Predict from GLoMo model with conditional rejection

Description

The method predict.GLoMo can sample to fill out missing values in a dataset. There, this happens with only the GLoMo in mind. This function allows to provide an extra function that might reject sampled data based on other criteria. The non-allrows version does so for 1 row at a time.

Usage

1
2
3
4
5
6
7
## S3 method for class 'allrows.GLoMo'
predict.conditional(object, nobs = 1, dfr, forrows = seq(nrow(dfr)), validateFunction = validateFunction.default, guiddata = NULL, otherData = NULL, initialSuccessRateGuess = 0.5, verbosity = 0, minimumSuccessRate=0.001,...)
## S3 method for class 'GLoMo'
predict.conditional(object, nobs=1, dfr, forrows, validateFunction=validateFunction.default, guiddata=NULL, otherData=NULL, initialSuccessRateGuess=0.5, verbosity=0, minimumSuccessRate=0.001,...)
validateFunction.acceptall(attempts, otherData, forrow, verbosity = 0)
validateFunction.useprob(attempts, otherData, forrow, verbosity = 0)
validateFunction.default(attempts, otherData, forrow, verbosity = 0)

Arguments

object

GLoMo object

nobs

number of observations to sample. Can be a single integer or (for predict.conditional.allrows.GLoMo) a vector of the same length as forrows.

dfr

data.frame or numdfr to sample observations for

forrows, forrow

Which of the row(s) from dfr should be considered

validateFunction

After the standard sampling of predict.GLoMo, the rows and otherData are fed to this function that should return the row indices of the accepted rows. The default is validateFunction.default, which randomly accepts about half of the sampled rows.

guiddata

see getGuidData. If not provided, it is calculated.

otherData

Passed on to validateFunction. Typically contains an item per row in dfr

initialSuccessRateGuess

Used to sample too many rows with predict.GLoMo, based on how many the user expects to fail. Default is 0.5.

verbosity

The higher this value, the more levels of progress and debug information is displayed (note: in R for Windows, turn off buffered output)

minimumSuccessRate

To prevent conditional prediction to run 'forever' because all observations are simply unlikely, you can pass along a minimum success rate (between 0 and 1): if the attained success rate goes below this, one more attempt is done, and, if need be, predictions are accepted randomly to get enough of them.

...

Ignored for now

attempts

data.frame or numdfr with unconditionally sampled data.

Details

This function is mostly provided with the MCMC of EMLasso in mind (i.e. reject based on a glmnet fit and matching true outcomes for each row in dfr.

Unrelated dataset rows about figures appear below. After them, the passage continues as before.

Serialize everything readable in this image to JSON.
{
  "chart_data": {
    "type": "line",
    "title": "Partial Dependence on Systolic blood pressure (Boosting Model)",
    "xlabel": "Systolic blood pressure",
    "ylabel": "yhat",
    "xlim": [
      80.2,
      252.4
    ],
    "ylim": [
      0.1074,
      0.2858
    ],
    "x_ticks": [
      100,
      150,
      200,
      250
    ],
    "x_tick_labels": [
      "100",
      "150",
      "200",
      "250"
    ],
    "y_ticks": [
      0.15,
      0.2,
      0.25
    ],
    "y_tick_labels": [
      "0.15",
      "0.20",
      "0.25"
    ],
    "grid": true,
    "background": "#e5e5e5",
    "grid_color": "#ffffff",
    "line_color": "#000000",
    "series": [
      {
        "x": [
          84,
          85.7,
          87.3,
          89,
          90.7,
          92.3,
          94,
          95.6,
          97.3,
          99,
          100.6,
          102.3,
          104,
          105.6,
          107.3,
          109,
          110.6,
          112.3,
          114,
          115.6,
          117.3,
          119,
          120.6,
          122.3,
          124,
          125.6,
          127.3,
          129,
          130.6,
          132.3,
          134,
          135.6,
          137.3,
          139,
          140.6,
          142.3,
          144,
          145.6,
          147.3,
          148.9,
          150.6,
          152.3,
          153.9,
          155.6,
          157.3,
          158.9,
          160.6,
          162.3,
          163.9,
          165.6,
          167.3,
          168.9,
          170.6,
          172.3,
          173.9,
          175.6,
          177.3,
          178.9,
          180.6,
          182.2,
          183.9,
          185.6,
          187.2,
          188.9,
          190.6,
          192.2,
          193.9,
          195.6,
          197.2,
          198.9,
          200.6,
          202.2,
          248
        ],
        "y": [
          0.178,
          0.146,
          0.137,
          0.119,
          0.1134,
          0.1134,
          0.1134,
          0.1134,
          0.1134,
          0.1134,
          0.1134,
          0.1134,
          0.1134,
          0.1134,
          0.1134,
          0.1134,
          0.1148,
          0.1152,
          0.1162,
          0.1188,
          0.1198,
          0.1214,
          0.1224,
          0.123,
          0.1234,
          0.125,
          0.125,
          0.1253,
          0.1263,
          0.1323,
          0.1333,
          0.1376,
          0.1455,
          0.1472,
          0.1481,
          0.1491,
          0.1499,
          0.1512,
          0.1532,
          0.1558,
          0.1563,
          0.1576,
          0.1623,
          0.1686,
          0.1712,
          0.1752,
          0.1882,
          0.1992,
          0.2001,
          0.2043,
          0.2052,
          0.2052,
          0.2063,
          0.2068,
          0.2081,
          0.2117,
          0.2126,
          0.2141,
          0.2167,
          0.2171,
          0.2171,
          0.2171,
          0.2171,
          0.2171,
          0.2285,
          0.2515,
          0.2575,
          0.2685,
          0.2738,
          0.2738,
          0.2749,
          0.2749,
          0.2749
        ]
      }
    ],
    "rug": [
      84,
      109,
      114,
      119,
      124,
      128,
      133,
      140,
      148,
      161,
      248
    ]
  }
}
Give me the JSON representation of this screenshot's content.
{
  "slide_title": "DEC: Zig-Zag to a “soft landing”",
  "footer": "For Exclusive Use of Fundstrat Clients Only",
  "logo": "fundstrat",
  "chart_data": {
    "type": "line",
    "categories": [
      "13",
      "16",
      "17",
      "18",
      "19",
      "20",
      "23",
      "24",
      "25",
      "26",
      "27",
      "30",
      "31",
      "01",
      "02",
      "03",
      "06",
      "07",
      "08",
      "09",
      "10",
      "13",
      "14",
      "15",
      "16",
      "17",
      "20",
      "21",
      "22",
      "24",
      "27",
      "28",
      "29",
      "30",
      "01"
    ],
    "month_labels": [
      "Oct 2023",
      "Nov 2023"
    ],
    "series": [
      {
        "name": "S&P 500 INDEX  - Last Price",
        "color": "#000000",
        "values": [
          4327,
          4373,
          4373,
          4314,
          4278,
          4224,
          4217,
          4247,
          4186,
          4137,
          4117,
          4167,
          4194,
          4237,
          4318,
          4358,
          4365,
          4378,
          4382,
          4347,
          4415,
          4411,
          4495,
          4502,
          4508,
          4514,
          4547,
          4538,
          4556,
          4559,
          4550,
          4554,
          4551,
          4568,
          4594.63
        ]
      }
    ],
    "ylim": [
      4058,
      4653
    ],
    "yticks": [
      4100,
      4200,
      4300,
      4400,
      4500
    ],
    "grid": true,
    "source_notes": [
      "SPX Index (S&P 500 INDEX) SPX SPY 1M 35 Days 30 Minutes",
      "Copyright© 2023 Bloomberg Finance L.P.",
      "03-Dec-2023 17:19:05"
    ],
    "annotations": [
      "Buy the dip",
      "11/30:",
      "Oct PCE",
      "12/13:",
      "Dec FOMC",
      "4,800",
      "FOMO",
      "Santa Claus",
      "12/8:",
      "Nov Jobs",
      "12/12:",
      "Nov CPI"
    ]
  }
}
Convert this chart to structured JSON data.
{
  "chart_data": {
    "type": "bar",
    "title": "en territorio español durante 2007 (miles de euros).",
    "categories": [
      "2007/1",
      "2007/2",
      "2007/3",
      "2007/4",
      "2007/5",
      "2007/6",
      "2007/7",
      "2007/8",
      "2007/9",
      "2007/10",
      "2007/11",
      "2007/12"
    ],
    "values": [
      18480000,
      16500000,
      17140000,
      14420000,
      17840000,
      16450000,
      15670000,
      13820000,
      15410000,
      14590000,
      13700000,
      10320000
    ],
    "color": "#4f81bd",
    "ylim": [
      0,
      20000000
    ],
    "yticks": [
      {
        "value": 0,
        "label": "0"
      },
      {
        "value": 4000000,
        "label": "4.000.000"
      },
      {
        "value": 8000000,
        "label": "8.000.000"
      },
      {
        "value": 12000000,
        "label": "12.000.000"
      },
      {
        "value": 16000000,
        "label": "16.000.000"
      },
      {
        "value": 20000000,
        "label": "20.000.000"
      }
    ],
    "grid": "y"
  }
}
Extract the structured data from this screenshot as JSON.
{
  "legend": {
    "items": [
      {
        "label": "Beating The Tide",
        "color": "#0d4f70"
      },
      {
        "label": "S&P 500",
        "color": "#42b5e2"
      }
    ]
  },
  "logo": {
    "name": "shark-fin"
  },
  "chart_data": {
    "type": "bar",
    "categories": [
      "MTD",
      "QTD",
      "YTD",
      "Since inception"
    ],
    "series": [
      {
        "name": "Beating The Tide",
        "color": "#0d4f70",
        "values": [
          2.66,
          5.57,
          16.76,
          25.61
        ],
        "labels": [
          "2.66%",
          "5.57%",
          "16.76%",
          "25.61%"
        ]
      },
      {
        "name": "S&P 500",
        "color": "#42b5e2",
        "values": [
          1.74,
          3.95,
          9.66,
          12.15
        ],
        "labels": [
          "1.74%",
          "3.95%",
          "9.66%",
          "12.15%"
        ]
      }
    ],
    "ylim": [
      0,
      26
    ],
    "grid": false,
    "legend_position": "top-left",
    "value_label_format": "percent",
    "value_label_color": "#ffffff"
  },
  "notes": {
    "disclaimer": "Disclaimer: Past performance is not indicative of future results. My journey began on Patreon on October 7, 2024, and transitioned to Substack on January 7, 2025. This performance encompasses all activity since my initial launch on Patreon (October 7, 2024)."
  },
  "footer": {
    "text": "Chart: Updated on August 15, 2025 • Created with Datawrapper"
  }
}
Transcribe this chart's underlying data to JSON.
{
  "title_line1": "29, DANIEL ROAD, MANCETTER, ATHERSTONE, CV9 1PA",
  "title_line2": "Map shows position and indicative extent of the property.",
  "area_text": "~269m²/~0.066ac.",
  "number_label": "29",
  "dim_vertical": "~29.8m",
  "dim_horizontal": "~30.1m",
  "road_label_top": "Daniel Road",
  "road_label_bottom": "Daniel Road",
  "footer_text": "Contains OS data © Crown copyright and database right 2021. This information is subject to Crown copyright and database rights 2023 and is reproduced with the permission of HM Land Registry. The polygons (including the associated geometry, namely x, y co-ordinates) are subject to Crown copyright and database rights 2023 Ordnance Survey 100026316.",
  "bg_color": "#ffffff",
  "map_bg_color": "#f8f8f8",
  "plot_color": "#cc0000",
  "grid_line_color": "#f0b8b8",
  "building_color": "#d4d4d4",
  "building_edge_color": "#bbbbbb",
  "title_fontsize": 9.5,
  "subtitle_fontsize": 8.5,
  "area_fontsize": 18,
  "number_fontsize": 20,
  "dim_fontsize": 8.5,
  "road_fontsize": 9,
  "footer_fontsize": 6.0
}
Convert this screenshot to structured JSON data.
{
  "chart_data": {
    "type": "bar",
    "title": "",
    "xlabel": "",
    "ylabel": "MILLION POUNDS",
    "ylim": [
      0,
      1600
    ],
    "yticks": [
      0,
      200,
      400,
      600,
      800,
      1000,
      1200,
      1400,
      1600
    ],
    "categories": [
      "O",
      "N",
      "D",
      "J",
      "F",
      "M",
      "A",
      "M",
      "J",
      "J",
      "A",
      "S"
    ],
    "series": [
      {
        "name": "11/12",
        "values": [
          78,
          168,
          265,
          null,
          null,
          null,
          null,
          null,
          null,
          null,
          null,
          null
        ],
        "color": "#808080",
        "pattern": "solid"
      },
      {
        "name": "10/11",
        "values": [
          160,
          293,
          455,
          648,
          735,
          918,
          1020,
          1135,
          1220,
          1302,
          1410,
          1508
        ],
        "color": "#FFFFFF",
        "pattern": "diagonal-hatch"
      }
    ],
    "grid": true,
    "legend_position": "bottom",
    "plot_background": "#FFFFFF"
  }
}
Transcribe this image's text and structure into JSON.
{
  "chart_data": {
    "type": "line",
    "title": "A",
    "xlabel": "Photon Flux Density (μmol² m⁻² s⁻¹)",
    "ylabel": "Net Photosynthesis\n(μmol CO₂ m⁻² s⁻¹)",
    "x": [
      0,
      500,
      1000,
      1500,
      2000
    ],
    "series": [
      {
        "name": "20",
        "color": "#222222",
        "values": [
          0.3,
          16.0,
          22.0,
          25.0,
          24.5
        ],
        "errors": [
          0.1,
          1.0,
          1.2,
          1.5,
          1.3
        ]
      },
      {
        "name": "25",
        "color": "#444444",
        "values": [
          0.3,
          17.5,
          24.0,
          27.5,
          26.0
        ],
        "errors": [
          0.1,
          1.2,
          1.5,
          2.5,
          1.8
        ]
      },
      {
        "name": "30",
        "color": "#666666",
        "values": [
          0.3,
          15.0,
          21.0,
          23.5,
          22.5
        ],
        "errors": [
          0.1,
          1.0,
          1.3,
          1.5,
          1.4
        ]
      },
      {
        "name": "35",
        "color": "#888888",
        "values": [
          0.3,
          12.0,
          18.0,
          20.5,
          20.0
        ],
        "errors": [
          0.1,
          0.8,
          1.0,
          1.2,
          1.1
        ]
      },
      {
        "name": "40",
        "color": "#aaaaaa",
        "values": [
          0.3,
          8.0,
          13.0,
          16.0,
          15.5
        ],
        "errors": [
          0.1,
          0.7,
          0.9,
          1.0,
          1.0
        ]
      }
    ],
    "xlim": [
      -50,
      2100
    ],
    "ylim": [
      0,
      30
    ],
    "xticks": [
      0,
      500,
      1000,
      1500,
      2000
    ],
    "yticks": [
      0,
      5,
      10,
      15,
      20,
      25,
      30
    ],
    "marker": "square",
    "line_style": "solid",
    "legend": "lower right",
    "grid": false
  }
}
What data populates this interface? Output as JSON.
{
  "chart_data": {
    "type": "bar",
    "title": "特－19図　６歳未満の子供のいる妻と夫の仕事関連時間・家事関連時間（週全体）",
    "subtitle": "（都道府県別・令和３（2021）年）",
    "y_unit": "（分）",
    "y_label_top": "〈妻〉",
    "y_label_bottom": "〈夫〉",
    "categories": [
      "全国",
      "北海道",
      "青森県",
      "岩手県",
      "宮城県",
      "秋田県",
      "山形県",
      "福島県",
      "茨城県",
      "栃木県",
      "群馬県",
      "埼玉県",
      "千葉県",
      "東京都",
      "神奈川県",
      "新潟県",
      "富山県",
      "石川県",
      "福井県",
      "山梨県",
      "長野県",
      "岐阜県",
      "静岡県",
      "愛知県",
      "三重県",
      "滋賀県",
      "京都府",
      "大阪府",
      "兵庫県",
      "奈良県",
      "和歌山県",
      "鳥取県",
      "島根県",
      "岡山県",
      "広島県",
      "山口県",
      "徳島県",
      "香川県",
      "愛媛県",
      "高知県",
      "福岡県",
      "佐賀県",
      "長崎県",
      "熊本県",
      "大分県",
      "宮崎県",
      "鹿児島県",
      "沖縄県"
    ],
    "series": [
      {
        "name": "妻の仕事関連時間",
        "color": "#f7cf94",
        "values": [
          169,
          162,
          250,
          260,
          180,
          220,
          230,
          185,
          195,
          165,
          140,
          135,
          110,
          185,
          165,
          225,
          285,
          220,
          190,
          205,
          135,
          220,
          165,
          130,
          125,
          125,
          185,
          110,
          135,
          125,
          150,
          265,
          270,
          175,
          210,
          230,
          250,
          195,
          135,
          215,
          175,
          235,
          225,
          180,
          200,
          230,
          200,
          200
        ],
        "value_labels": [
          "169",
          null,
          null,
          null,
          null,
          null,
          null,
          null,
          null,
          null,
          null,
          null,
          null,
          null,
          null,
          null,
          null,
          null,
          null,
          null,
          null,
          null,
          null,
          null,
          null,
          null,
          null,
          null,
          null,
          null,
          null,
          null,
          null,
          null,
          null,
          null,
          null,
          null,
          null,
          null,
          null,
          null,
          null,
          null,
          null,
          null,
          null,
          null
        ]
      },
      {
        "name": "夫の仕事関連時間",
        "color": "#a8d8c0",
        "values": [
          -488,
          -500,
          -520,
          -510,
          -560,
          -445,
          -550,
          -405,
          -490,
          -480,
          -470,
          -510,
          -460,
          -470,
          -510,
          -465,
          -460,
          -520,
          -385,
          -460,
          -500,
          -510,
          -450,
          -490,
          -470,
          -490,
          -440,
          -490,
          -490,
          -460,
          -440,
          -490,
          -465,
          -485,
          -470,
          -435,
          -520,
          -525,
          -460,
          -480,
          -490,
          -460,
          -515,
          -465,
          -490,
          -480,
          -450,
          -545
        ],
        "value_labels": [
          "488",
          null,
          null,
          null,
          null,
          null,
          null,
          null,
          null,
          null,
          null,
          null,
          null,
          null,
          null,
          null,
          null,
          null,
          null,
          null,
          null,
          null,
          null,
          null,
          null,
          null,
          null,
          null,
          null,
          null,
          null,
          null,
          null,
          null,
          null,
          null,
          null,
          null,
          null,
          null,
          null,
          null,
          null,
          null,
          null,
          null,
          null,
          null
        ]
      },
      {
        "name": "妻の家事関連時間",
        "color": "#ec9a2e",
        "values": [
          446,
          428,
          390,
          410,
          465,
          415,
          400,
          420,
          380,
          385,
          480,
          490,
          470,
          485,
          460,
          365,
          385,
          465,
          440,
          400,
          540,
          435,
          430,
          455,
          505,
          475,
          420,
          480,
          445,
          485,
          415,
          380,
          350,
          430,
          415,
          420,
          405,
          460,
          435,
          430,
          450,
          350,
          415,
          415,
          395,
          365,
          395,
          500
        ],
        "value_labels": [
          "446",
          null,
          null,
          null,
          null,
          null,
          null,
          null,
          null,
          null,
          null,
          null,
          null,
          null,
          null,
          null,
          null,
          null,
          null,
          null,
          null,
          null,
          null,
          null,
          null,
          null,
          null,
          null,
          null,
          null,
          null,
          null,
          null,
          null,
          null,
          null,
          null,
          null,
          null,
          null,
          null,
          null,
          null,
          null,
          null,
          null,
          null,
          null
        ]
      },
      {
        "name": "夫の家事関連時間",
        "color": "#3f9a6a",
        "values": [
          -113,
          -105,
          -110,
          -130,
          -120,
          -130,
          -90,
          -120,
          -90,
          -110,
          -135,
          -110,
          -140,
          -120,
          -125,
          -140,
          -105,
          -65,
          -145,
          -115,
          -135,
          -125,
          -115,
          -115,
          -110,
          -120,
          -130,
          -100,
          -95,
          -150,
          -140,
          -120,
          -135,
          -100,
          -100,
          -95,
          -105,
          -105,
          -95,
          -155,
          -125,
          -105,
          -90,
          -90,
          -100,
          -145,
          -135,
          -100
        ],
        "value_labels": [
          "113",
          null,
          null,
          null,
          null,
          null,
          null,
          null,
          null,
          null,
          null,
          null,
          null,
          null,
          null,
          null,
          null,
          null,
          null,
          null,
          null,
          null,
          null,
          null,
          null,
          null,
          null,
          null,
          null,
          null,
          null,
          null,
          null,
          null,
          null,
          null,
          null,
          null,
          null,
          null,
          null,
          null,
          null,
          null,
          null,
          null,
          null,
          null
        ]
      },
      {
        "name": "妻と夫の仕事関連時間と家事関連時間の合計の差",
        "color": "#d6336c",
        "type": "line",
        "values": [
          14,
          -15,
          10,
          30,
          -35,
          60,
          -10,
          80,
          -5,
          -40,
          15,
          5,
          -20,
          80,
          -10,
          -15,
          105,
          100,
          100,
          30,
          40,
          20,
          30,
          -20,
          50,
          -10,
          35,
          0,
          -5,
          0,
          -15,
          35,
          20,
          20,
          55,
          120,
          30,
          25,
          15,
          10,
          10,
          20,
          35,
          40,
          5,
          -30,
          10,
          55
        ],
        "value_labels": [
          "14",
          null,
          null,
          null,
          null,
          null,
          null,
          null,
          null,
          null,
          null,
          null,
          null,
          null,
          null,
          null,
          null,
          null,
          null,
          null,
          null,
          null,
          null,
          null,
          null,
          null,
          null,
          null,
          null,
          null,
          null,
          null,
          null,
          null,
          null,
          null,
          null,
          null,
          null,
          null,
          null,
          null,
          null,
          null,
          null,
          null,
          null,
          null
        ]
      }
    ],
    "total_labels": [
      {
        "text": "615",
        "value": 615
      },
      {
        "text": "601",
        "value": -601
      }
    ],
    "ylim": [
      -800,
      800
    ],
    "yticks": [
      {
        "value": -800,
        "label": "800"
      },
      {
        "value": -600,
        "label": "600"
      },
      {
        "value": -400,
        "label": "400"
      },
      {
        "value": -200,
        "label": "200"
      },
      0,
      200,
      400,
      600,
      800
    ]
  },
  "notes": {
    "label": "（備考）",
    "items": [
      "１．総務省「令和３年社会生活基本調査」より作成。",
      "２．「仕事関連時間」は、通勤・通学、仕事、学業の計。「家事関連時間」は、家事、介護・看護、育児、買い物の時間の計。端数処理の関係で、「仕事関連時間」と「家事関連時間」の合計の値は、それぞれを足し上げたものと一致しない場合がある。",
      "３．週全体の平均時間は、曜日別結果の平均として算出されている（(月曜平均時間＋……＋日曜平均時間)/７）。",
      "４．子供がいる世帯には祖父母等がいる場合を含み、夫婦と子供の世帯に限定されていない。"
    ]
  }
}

Typically, other validateFunctions will have to be created for this to make sense. It is then up to the creator/user to make sure otherData is consistent with what this specific validateFunction expects.

The signature of a validateFunction can be easily spied from validateFunction.default (and is not repeated here to avoid maintenance issues).

Specifically, validateFunction.acceptall accepts all rows, validateFunction.useprob expects a passed along probability per row in otherData and rejects with this probability, while validateFunction.default does the same, but always with probability 0.5.

Value

List with two items

predicted

data.frame or numdfr (dependent on the dfr that was used in the original call to GLoMo that holds the sampled data

glomorowsused

vector that holds 1 item per row in predicted, holding which rowindex in glomo was used (i.e. which cell was sampled)

Note

The non-allrows version works only for 1 row at a time.

Author(s)

Nick Sabbe (nick.sabbe@ugent.be)

See Also

GLoMo-package, NumDfr, predict

Examples

1
2
3
4
5
6
7
iris.md<-randomNA(iris, 0.1)
iris.md.nd<-numdfr(iris.md)
iris.nd.rnd<-rCatsAndCntInDfr(iris.md.nd, orgriName=NULL, verbosity=1)
iris.weights<-iris.nd.rnd$weights
iris.nd.rnd<-iris.nd.rnd[,1:5]
iris.glomo<-GLoMo(iris.nd.rnd, weights=iris.weights, verbosity=1)
iris.pred.cond<-predict.conditional.allrows.GLoMo(iris.glomo, nobs=5, dfr=iris.md.nd, verbosity=10)